Supported LLM providers

The AI Enabler Proxy integrates with various Large Language Model (LLM) providers, acting as a gateway. This document outlines how to discover supported providers and their available models and proxying.

Getting current provider information

Cast AI supports a comprehensive range of LLM providers, including both external API services and self-hosted deployment options.
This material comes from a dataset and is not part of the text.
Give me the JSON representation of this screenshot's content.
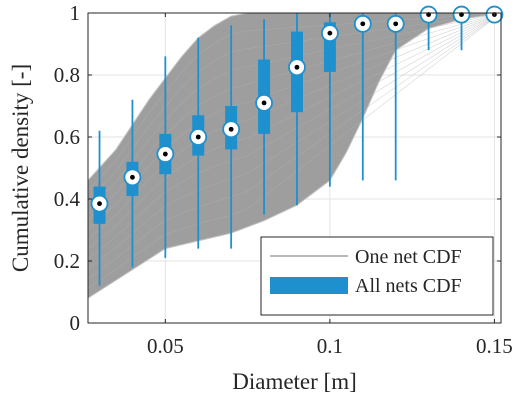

Since provider support and available models are continuously expanding, we recommend using our API to get the most current information.
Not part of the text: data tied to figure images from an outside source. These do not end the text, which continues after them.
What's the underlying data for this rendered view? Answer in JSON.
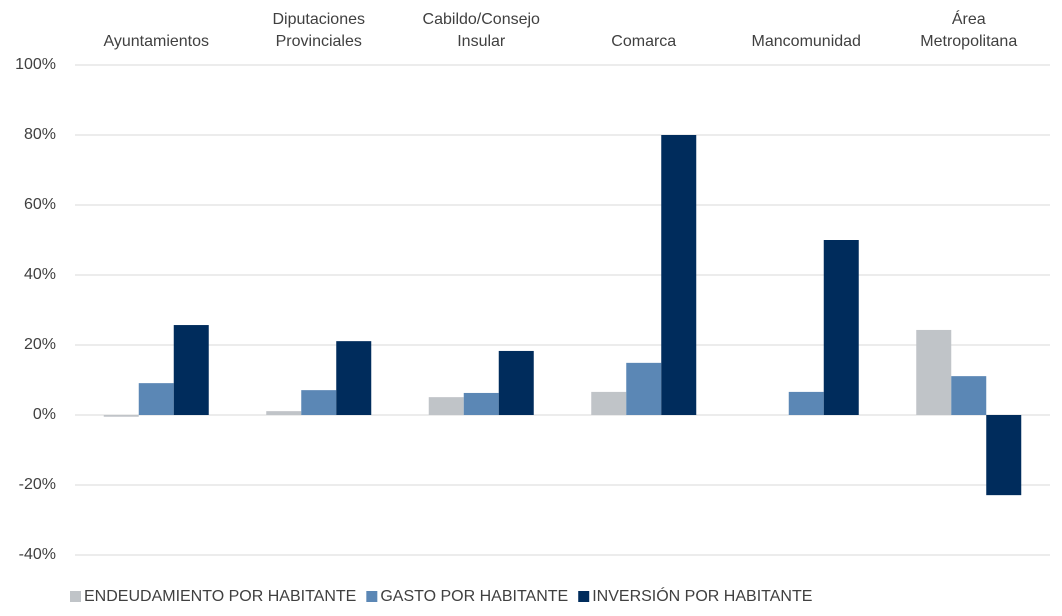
{
  "chart_data": {
    "type": "bar",
    "categories": [
      "Ayuntamientos",
      "Diputaciones Provinciales",
      "Cabildo/Consejo Insular",
      "Comarca",
      "Mancomunidad",
      "Área Metropolitana"
    ],
    "series": [
      {
        "name": "ENDEUDAMIENTO POR HABITANTE",
        "color": "#c0c4c8",
        "values": [
          -0.5,
          1.1,
          5.1,
          6.6,
          0,
          24.3
        ]
      },
      {
        "name": "GASTO POR HABITANTE",
        "color": "#5b87b5",
        "values": [
          9.1,
          7.1,
          6.3,
          14.9,
          6.6,
          11.1
        ]
      },
      {
        "name": "INVERSIÓN POR HABITANTE",
        "color": "#002c5c",
        "values": [
          25.7,
          21.1,
          18.3,
          80,
          50,
          -22.9
        ]
      }
    ],
    "ylim": [
      -40,
      100
    ],
    "yticks": [
      {
        "value": -40,
        "label": "-40%"
      },
      {
        "value": -20,
        "label": "-20%"
      },
      {
        "value": 0,
        "label": "0%"
      },
      {
        "value": 20,
        "label": "20%"
      },
      {
        "value": 40,
        "label": "40%"
      },
      {
        "value": 60,
        "label": "60%"
      },
      {
        "value": 80,
        "label": "80%"
      },
      {
        "value": 100,
        "label": "100%"
      }
    ],
    "grid": true,
    "legend": "bottom"
  }
}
Using the supported providers API

To get the most up-to-date list of supported providers and their available models, use the /v1/llm/providers API endpoint:

curl --request GET \
     --url https://api.cast.ai/v1/llm/openai/supported-providers \
     --header 'X-API-Key: $CASTAI_API_KEY' \
     --header 'accept: application/json'

This endpoint returns a comprehensive list that includes:

  • Provider identifiers and their complete model catalogs
  • Detailed model specifications including token limits and transparent pricing
  • Supported modalities (text, image, embedding types)
  • Model types (chat, embedding) and deployment options

Response structure

The API response provides detailed information about each supported provider and their models:

{
  "supportedProviders": [
    {
      "provider": "openai",
      "models": [
        {
          "name": "gpt-4o-2024-05-13",
          "maxInputTokens": 128000,
          "promptPricePerMilTokens": "5",
          "completionPricePerMilTokens": "15",
          "modalities": [
            "text",
            "image"
          ],
          "type": "chat"
        }
      ],
      "pricingUrl": "https://openai.com/pricing",
      "websiteUrl": "https://openai.com",
      "rateLimitsPerModel": true
    },
    {
      "provider": "hosted_vllm",
      "models": [
        {
          "name": "llama3.1:8b",
          "maxInputTokens": 128000,
          "promptPricePerMilTokens": "0",
          "completionPricePerMilTokens": "0",
          "modalities": [
            "text"
          ],
          "type": "chat"
        }
      ],
      "pricingUrl": "https://docs.vllm.ai/en/latest",
      "websiteUrl": "https://docs.vllm.ai/en/latest",
      "rateLimitsPerModel": false
    }
  ]
}

Response fields explained:

FieldDescription
providerThe provider identifier (e.g., "openai", "anthropic", "hosted_vllm")
modelsAn array of available models with detailed specifications
├─ nameModel identifier used in API requests
├─ maxInputTokensMaximum input context length
├─ promptPricePerMilTokensCost per million input tokens in USD
├─ completionPricePerMilTokensCost per million output tokens in USD
├─ modalitiesArray of supported input types ("text", "image")
└─ typeModel category ("chat", "embedding")
pricingUrlLink to the provider's official pricing information
websiteUrlProvider's main website
rateLimitsPerModelWhether rate limits are applied per model (boolean)

Provider types and deployment options

AI Enabler integrates with two main categories of AI providers to give you flexibility in how you access and deploy models.

External API providers like OpenAI, Google Gemini, Anthropic, and Mistral operate as traditional cloud services. You provide an API key, make requests, and pay per token used. These providers offer the latest models with minimal setup but charge based on usage volume.

Self-hosted deployments run models directly in your infrastructure using Cast AI's hosting and autoscaling capabilities. The hosted_vllm provider deploys models in your Kubernetes cluster. These options show $0 per-token pricing since you're paying for compute resources instead of API throughput.

Modalities and capabilities differ across providers. Most models handle text conversations, while newer models also process images. Specialized embedding models can convert text into numerical representations for semantic search and similarity tasks.

Next steps

Once you've identified the providers and models you want to use:

  1. Register your providers using the provider registration API
  2. Start making requests to the AI Enabler Proxy endpoint

For detailed setup instructions, see the getting started guide.

🔄

Stay updated

Provider support and available models are regularly updated. We recommend checking the supported providers API endpoint periodically.